Facebook gives me so much easy content for this blog, its ridiculous. Todays adventure starts with the following status update I posted last night:
settin inta ah nice Epsom-salt bubble bath with my tray of butter and Apple [computer] remote to soak for a spell n watch some Hulu while i eat an artichoke and bowl of noodles. i heart my life.
It produced the following comments from the following people:
John Gogel
thats not gay at allJaimee Jay
I looked up “homosexual” in the dictionary and found your pic right next to itDavid Anthony MacNeil
Really? Because I found it next to “metrosexual”!
This is a classic mistake you should all learn from. These guys shoot their gay wads way too soon. See, if you bust it out on “watching The Cleveland Show while eating dinner in a muscle relaxer bath”, then what will you have to bring when im slathering up in baby oil listening to Lady Gaga in my room equipped with flashing green lights around the ceiling in preparation to watch the last DHW (desperate houswives) on my dvr while i eat strawberries and Cool Whip in bed?
nothing. cuz you lack discipline and fail at endurance. like these two.
The Facebook-status comments continue after David’s (an actual homosexual) reply that actions like dinner in a bubble bath is “metrosexual” (slang for a heterosexual male that engages in self maintenance and hygiene more typical of a female) and not “homosexual” are shown to be controversial:
Jaimee Jay
No, homosexual. Justin Timerlake is metrosexual, David Beckham is mextrosexual..Richard Bushnell is homosexual, clearly into men.John Gogel
i like her, o and i would call ther [sic] person who says “im slathering up in baby oil listening to Lady Gaga in my room equipped with flashing green lights around the ceiling in preparation to watch the last DHW (desperate houswives) on my dvr while i eat strawberries and Cool Whip in bed” a FLAMING HOMO who plays the skin flute
Jaimee is just releasing sexual tension toward me, so thats fine and to be expected, but Johns horrible comeback of “a really gay, Gay, who does gay sex things” is a perfect illustration of the kind of “you got nuthin left” redundancy i mentioned, thereby proving my point.
Enter Jon Gatto, who does internetz right and plays along:
Jonathan Gatto
shock and awe shock and awe.
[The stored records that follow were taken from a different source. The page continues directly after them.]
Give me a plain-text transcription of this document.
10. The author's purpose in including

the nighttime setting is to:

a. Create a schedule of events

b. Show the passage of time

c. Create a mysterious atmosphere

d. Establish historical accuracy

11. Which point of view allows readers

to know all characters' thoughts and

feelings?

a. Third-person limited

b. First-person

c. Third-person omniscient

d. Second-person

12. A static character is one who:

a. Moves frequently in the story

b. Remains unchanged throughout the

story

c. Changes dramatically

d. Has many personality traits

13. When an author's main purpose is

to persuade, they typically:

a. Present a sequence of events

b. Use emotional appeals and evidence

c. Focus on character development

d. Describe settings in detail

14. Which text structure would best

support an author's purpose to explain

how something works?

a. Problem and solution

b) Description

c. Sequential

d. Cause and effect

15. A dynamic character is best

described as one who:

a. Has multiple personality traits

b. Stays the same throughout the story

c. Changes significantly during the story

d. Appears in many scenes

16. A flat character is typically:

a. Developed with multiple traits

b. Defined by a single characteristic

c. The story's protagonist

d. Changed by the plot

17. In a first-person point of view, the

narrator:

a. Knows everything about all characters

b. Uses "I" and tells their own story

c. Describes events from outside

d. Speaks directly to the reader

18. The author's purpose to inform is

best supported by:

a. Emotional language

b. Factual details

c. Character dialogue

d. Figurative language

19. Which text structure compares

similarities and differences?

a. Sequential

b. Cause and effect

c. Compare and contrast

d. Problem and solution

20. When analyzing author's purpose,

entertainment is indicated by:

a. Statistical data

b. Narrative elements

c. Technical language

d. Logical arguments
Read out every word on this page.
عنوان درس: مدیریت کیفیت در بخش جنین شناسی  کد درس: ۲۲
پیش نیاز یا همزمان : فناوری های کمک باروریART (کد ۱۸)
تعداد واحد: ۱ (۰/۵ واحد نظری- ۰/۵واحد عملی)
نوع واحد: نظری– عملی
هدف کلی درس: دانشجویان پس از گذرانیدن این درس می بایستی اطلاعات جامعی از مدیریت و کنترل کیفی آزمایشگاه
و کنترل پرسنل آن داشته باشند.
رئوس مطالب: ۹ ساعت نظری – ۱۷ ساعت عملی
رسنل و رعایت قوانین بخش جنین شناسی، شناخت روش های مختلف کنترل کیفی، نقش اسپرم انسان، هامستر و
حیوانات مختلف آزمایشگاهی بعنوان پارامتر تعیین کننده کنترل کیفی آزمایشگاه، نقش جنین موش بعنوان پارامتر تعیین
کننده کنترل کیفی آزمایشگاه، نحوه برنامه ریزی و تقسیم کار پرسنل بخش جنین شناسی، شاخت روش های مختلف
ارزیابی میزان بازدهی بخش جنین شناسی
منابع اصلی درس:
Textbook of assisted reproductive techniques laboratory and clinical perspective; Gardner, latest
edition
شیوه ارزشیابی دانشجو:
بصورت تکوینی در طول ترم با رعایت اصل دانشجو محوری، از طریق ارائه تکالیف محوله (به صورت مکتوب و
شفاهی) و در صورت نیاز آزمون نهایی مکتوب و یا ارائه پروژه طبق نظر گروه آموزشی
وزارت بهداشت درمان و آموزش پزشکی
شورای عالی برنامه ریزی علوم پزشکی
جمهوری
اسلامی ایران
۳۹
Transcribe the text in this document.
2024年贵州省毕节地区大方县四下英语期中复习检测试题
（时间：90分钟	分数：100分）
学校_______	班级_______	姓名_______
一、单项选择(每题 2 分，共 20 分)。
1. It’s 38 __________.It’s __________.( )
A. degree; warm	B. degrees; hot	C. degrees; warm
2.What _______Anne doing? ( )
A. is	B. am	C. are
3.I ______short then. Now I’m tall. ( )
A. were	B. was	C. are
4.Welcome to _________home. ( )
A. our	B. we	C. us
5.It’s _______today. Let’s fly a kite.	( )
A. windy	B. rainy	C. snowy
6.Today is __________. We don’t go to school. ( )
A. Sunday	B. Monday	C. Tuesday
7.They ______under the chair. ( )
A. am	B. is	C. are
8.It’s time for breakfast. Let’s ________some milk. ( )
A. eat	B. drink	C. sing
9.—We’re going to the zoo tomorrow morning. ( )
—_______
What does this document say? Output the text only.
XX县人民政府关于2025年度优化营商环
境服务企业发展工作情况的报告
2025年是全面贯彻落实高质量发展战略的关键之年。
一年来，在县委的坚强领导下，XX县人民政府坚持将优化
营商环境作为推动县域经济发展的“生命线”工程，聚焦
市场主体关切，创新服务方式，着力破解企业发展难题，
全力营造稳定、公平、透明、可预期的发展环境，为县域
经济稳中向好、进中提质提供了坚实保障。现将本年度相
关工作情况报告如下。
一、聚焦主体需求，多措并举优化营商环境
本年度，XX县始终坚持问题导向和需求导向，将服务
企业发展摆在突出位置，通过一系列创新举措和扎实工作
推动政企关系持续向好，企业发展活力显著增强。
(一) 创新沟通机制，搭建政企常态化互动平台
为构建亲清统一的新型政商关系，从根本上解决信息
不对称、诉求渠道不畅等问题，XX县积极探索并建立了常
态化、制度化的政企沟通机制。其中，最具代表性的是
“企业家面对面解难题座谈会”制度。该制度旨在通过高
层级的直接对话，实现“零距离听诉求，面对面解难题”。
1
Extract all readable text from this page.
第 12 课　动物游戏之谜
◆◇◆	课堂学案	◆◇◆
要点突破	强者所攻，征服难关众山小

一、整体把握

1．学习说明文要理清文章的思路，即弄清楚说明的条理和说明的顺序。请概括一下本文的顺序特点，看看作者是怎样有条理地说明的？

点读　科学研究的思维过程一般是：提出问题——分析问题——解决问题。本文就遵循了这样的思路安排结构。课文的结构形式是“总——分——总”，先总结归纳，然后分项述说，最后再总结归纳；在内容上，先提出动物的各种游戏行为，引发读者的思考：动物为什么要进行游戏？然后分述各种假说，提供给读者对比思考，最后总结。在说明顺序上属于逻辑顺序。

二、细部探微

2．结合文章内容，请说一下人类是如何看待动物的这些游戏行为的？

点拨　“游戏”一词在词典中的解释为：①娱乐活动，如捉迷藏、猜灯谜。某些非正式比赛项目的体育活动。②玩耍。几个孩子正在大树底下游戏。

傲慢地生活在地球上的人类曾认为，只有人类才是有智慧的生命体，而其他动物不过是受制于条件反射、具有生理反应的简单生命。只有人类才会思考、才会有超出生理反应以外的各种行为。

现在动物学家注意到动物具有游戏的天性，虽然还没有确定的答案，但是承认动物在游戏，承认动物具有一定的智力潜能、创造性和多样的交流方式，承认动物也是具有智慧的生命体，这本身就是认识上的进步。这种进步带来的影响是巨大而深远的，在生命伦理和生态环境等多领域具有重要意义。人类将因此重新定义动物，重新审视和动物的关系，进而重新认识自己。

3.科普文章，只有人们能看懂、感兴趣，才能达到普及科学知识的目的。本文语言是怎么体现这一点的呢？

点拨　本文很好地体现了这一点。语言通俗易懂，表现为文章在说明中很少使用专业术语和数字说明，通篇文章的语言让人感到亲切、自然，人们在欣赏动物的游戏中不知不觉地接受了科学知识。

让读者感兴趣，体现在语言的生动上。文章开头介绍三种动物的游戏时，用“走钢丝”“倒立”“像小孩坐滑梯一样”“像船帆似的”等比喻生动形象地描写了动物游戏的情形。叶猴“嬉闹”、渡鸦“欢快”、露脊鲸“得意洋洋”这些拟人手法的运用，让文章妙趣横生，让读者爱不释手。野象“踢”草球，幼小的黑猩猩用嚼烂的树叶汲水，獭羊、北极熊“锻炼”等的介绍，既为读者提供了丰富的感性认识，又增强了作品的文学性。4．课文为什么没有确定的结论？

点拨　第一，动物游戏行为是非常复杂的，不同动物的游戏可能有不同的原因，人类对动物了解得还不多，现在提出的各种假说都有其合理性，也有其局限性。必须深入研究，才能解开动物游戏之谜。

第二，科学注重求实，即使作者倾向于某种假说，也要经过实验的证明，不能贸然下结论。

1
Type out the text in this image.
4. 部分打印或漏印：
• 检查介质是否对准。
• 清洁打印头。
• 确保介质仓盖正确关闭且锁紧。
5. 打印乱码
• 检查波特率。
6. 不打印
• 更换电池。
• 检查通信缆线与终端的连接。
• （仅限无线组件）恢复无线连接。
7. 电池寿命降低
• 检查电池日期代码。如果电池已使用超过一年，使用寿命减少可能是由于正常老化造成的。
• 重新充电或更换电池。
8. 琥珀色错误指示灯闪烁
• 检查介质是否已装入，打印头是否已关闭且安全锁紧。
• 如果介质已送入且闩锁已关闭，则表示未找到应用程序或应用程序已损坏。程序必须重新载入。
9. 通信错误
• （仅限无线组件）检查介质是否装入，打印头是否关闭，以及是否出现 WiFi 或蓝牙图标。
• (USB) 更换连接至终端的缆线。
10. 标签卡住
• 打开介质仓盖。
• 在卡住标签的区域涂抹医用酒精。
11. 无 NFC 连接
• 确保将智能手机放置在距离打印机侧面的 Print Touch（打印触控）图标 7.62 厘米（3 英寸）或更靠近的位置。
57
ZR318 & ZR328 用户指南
And lets not downplay the role of suburban women and their everyday trials and tribulations in a cult a sac environment. It isnt easy dealing with some of the heart wrenching and sometimes dicey situations of our soccer momish society of DHW. Theirs is a strength some would only dream of holding for a fraction of a second. Gonna skip the baby oil slatheration though.(well maybe not when Gabriele is on screen yumm)
In addition to the fact that “slatheration” should enter everyones vocabulary immediately, this exchange yields some interesting data in how exactly the “does Richard secretly love male buttholes?” question is handled. It’s raised by the 2 commenters with no romantic experience with females who quickly agree on “definitely gay” as their common conclusion while the openly homosexual says “definitely not gay” and the dude thats engaged ups the ante on the alleged gayness by at least 40%.